Of course, Mormons claim otherwise (Talmage, pp. 283-293). I once even heard a Mormon proclaim there are “tons” of archeological evidence for the Book of Mormon. So who should be believed?
What About the Archeological Evidence?
How can these claims be verified? Why not consult a non-partisan source with the qualifications to speak on archeological discoveries? Two such organizations can be easily contacted. Write to the National Museum of Natural History (Smithsonian Institute, Washington, DC 20560) or the National Geographic Society (Washington, DC 20036) and ask for their statements on the Book of Mormon and the Bible.
The statement from the National Geographic Society states:
I referred your inquiry to Dr. George Stuart, the Society’s staff archaeologist. He told me he knows of no archeological evidence that verifies the history of the early people of the Americas as presented in the Book of Mormon. Although many Mormon sources claim that the Book of Mormon has been substantiated by archeological findings, THIS CLAIM HAS NOT BEEN VERIFIED SCIENTIFICALLY (emphasis added).
The Smithsonian Institute writes, “The Smithsonian Institute has never used the Book of Mormon in any way as a scientific guide. Smithsonian archaeologists see no direct connection between the archeology of the New World and the subject matter of the book.”

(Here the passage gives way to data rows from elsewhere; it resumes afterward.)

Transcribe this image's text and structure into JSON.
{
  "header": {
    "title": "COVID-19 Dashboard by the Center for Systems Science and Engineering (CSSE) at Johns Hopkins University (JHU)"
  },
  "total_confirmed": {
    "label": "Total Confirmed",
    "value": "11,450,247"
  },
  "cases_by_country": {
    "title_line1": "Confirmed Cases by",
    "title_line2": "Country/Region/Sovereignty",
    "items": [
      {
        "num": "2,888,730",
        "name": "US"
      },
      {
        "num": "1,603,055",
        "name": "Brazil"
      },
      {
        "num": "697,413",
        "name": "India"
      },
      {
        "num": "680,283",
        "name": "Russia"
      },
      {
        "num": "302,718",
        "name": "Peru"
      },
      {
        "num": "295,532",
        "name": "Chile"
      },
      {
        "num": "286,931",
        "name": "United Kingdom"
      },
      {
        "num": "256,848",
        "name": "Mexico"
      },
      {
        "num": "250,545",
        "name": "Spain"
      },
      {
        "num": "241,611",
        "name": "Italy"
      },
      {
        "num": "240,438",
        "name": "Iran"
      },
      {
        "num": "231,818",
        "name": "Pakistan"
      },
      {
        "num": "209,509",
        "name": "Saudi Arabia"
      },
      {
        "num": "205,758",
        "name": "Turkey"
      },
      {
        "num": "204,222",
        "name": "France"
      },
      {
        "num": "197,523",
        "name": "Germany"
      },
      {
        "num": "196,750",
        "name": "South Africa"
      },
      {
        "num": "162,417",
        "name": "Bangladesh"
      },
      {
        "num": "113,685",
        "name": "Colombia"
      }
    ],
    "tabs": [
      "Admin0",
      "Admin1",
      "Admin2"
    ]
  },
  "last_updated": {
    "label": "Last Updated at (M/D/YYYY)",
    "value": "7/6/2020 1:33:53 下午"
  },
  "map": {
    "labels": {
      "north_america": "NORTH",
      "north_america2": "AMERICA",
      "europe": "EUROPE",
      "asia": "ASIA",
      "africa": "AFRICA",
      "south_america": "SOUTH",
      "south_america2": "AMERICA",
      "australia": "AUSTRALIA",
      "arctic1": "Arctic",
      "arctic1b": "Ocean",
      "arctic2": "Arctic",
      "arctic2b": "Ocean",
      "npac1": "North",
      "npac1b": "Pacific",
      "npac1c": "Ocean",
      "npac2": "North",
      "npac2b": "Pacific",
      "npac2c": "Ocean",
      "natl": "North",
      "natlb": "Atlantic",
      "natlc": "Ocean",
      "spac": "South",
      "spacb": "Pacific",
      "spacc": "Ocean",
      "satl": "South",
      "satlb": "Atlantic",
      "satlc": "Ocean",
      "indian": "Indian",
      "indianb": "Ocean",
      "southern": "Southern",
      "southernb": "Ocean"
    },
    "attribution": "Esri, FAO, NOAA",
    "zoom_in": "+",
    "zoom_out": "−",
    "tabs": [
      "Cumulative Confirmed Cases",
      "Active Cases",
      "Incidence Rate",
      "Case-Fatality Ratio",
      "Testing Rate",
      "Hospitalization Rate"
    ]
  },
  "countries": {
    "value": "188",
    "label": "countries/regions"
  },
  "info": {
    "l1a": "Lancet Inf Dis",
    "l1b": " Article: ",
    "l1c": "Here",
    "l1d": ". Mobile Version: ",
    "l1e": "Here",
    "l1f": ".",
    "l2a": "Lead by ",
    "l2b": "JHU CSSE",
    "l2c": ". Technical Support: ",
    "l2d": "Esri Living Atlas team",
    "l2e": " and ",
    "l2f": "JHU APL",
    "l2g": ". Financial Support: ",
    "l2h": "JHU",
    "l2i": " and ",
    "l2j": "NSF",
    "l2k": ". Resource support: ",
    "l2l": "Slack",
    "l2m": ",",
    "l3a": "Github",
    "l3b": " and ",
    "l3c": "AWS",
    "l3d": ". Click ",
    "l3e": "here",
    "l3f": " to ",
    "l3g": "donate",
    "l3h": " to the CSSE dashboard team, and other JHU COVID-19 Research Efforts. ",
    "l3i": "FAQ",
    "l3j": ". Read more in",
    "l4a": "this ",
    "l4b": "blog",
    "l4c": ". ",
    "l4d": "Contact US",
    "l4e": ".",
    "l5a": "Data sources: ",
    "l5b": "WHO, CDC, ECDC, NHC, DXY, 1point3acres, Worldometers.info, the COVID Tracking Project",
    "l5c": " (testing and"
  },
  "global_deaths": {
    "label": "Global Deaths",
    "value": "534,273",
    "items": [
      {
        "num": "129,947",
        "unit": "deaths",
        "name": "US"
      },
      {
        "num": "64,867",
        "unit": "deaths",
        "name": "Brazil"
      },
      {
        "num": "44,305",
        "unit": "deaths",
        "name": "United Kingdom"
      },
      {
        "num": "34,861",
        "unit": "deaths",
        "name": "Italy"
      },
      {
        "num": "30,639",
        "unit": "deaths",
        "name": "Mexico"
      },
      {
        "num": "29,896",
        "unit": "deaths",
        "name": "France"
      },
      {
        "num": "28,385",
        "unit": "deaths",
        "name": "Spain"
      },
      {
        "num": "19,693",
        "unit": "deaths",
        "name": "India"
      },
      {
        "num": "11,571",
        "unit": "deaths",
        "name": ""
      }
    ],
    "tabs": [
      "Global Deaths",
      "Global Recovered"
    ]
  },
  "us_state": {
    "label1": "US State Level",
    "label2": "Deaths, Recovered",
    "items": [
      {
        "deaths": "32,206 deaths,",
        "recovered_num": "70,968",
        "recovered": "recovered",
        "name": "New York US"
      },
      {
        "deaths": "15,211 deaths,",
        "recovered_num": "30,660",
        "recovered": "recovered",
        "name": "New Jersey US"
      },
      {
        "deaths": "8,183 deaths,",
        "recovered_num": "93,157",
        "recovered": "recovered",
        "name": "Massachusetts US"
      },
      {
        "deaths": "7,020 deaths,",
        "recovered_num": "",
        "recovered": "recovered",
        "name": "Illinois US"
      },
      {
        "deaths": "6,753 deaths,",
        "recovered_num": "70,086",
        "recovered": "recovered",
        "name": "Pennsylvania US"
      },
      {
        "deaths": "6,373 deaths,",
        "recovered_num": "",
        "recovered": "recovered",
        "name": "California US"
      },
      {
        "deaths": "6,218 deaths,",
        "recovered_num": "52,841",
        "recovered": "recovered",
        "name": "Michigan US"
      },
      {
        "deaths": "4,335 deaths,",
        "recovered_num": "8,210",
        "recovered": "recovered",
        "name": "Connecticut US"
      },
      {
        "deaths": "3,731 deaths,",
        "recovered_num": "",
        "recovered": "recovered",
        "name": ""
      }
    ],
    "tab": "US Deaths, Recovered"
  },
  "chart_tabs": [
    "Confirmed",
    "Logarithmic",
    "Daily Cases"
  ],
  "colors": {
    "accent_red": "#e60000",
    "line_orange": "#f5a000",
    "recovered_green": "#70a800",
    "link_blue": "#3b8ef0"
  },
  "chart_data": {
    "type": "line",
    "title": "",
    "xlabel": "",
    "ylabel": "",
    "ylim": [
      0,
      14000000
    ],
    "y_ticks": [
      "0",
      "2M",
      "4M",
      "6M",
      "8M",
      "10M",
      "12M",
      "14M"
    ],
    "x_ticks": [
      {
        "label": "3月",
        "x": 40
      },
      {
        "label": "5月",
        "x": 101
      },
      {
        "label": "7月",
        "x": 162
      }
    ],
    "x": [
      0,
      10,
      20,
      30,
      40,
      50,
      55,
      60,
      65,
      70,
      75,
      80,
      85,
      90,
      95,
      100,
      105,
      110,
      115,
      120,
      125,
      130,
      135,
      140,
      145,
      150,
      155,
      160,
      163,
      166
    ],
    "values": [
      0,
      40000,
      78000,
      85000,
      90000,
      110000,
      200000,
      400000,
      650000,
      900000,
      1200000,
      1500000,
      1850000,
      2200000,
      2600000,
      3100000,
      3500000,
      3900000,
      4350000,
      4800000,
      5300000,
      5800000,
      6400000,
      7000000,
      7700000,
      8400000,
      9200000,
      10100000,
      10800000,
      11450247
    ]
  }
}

The document then has seven paragraphs explaining why this is so. But what about the Bible?
The National Geographic Society states:
But archaeologists do indeed find the Bible a valuable reference tool, and have used it many times for geographic relationships, old names, and relative chronologies. On the enclosed list, you will find many articles concerning discoveries verifying events discussed in the Bible (note: more than thirty articles are listed).
The Smithsonian Institute acknowledges:
…much of the Bible, in particular the historical books of the old testament, are as accurate historical documents as any that we have from antiquity and are in fact more accurate than many of the Egyptian, Mesopotamian, or Greek histories. These Biblical works can and are used as are other ancient documents in archeological works.
Qualifiers and Conclusion
Neither the National Geographic Society nor the Smithsonian Institute believe the Bible is inerrant (without error). Other portions of their statements make this clear. Furthermore, a belief in the inerrancy of the Bible is an article of faith. It could never be proved empirically as sufficient archeological evidence could never be discovered to verify every event in the Bible. However, the above quoted portions of their statements do show that these two secular institutions do see a major difference between the reliability of the Bible versus the Book of Mormon.
They both clearly teach there is NO historical validity to the Book of Mormon. As such, the Book of Mormon’s claim to be the Word of God is disqualified. Since the stories it tells are not genuine, then why would anyone trust what it has to say about God, salvation, and other spiritual topics?
On the other hand, the Bible can be demonstrated to be a generally reliable historical document. But this does not then necessarily mean its spiritual claims are true. It does, however, leave its claim to be the Word of God a possibility.
As the Smithsonian Institute states:
Even Biblical history is edited history; events were chosen to illustrate the central theme of the Bible . . . It is therefore not possible to try to “prove” the Bible by means of its historical or scientific accuracy. The only “proof” to which it can be subjected is this: Does it correctly portray the God-human relationship?